München · Albrecht Ackerland über Englische Verzückung

München · Fußball ist das, wo jeder Mann eine Ahnung zu haben hat: Es wird eigentlich weithin davon ausgegangen, dass das Verständnis für und das Interesse am Fußball im genetischen Code ein Heimspiel hat, angebandelt an das Y-Chromosom, dem Strafraum des menschlichen Genoms sozusagen.

Widerspruch zwecklos und nicht erwünscht. So werde ich fast Zeit meines Lebens wie ein Leprakranker behandelt, der zwar nett, freundlich, sympathisch, witzig, männlich, erotisch, stark, feinfühlig, klug, intelligent, stilvoll und schön, aber eben doch ein Leprakranker ist – denn mich hat der Fußball noch nie interessiert. Ich habe daraus nie einen Hehl gemacht, obwohl die Umstände in dieser Gesellschaft mich langsam zu dem schliffen, der ich nun neben meinem Dasein als Leprakranker eben auch bin: Ein Mensch mit einer Meinung, ohne auch nur die geringste Spur einer Ahnung zu haben. Das ist die Königsklasse der menschlichen Eigenschaften, schnell rücken da die anderen ins Abseits. Wer muss schon nett, freundlich, sympathisch, witzig, männlich, erotisch, stark, feinfühlig, klug, intelligent, stilvoll und schön sein, wenn er eine Meinung hat? Sie kennen das von der edelsten aller Aufopferungen für die Allgemeinheit – dem Berufspolitiker.

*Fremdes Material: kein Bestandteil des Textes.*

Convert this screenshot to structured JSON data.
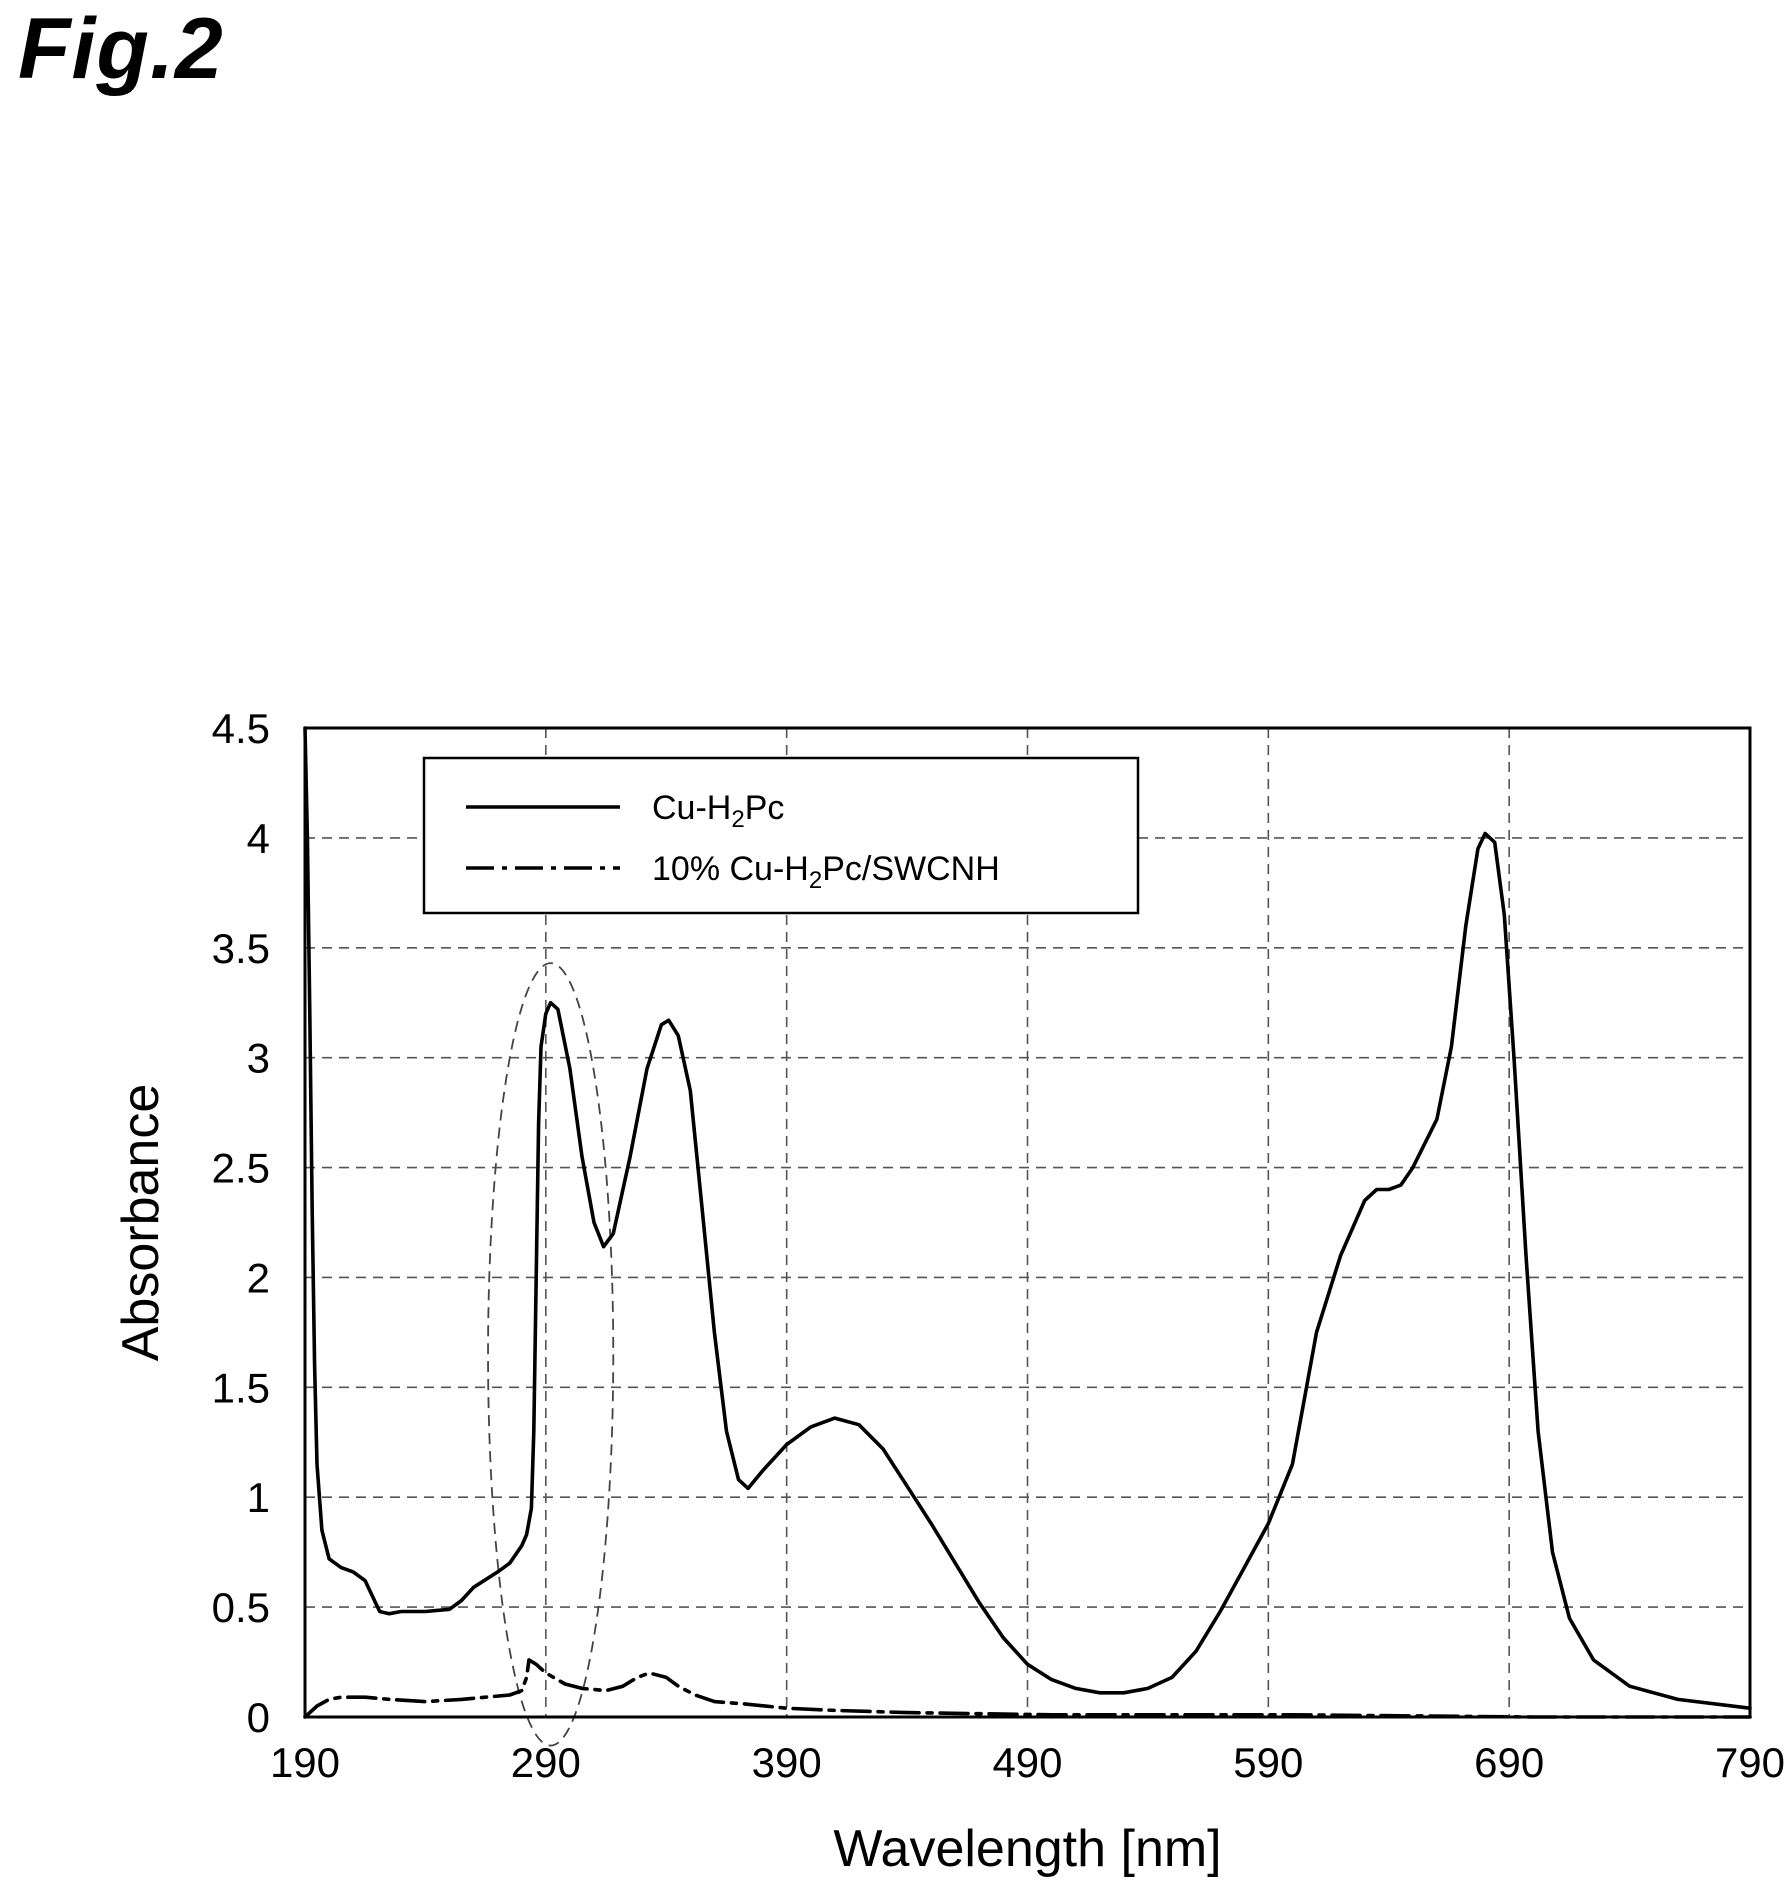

Ich habe also eine Meinung zum Fußball, völlig klar steht etwa der Wechsel Götzes nach München unter keinem guten Stern. Welche Position Götze spielt, was ihn zu einem so intergalaktisch teuren Zwanzigjährigen macht? Was weiß ich, das mag Männerwissen sein, ich plage mich mit anderen Sorgen, etwa warum Fußballer tendenziell sprachlicher Verrohung Vorschub leisten, und ihrer Vorbildfunktion auch sonst nur mager nachkommen, etwa wenn es um das Einsparen von Kohlendioxid geht. Bei der Übertragung von Spielen freue ich mich übrigens am meisten über dramatische Nahaufnahmen, wo Blut und Schweiß Hollywood-artig in Zeitlupe spritzt, und über Aufnahmen der Tribüne, wo im Idealfall Angela Merkel scheinbar grenzdebil in die Hände klatscht. Mein Freund, der Sportjournalist, regt sich da immer auf, dass er so das Spiel nicht ordentlich lesen kann, ich sage dann immer, nimm doch zum Lesen deine Zeitung, ihr wisst doch immer vorher schon alles besser. So hat jeder seine Meinung, und am heutigen Samstag sogar zwei: Ich finde es schade, dass zwei deutsche Mannschaften im Finale stehen, mir hätten die Bayern gereicht, die Spannung wäre europäischer geworden. Aber in jedem Fall werde ich mich hinterher amüsieren: Wenn die Bayern verlieren, ist die Stimmung in der Stadt so herrlich trostlos, im Idealfall hält das Herbstwetter noch die ganze nächste Woche dazu an. Wenn sie gewinnen, dann setzt das typische Münchner Geprotze ein, die Zone unter den männlichen Hosenbünden schwillt bedenklich – und ich strotze vor Arroganz, nicht dazugehören zu müssen. Und fühle mich ganz allein. Auch schön.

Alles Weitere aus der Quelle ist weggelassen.